Sözlerini sürdüren Keskin, “Sizlerin de bildiğiniz gibi genel başkanımıza hakaret eden yazılar, siyah çelenk, kasetler ve buna benzer malzemeler geçtiğimiz günlerde partinin önüne bırakılmıştı. Bizler eleştiri ve protesto kültürüne alışık insanlarız. Ama bunun da bir ahlaki davranışı vardır. Gündüz hakaret içermeyecek şekilde gelip tepki koyabilirsiniz. Ama gece saat 12.00'ye doğru sokağın iki tarafını tutuyor, bunlar kamera kayıtlarında var.

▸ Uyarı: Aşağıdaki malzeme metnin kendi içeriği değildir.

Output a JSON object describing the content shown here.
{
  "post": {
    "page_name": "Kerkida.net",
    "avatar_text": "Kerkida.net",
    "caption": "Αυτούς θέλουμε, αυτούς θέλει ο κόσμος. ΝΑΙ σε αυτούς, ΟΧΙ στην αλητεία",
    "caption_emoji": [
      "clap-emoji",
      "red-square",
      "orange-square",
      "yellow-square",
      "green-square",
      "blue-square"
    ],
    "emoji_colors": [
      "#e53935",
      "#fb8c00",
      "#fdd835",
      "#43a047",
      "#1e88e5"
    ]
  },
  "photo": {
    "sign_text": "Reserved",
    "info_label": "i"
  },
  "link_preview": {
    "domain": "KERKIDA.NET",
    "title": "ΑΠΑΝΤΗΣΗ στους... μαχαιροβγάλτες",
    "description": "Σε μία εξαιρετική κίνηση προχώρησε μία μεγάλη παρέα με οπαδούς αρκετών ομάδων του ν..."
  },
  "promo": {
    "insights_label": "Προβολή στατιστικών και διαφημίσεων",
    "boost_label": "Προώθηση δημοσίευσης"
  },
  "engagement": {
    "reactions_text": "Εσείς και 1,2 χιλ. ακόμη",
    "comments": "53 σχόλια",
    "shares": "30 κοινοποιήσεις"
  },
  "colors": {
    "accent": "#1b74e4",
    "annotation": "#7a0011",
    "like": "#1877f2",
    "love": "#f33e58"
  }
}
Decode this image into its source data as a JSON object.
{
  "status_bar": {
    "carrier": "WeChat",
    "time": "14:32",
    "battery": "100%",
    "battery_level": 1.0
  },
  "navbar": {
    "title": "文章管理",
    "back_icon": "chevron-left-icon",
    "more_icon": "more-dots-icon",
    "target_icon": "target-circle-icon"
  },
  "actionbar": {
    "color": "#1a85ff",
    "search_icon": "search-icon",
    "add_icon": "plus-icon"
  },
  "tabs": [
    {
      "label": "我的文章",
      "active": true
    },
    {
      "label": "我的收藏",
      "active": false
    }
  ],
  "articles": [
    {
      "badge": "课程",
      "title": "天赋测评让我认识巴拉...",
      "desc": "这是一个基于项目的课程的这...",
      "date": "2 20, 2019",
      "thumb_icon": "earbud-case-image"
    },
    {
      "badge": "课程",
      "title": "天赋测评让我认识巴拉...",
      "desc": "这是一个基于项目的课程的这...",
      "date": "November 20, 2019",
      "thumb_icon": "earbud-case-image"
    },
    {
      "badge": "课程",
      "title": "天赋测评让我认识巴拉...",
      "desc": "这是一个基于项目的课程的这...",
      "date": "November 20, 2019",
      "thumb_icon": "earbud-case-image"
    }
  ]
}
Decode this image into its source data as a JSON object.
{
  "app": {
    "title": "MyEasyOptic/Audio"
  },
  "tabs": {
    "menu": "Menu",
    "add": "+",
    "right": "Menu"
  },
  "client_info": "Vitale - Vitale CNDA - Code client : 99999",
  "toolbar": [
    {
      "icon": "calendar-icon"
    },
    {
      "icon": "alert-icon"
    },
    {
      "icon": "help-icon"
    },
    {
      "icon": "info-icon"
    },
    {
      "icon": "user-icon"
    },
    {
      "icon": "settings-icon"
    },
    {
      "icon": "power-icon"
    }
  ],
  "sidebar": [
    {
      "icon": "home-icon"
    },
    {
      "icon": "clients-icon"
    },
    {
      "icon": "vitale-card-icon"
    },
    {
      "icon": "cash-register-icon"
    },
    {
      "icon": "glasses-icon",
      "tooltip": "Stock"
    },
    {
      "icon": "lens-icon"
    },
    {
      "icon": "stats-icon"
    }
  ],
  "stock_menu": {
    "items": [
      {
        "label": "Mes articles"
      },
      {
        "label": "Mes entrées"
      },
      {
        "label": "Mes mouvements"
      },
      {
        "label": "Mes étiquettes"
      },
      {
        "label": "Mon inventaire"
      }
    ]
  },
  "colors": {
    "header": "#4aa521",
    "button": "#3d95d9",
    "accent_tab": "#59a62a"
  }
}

Sokak kontrol edildikten sonra eylem gerçekleştirilmeye başlanıyor. Biz emniyet güçlerine durumumuz bildirdik. Sabırla da bekliyorum. Biz parti olarak iki ismi tespit ettik ve bunlardan bir tanesini de biz emniyete bildirdik. Ne yazık ki dün sadece ismini bizim belirlediğimiz kişi savcılığa çağrılıyor. 20'ye yakın kişi ve sokakta en az 5-6 tane kamera var. Yüzleri ve arabaları net bir şekilde gözüküyor. Hafta içinde bekleyeceğim eğer bizim verdiğimiz isim dışlında kimse adliyeye sevk edilmezse biz gerekli mercilerle ilgili açıklamamızı yapacağız” şeklinde konuştu.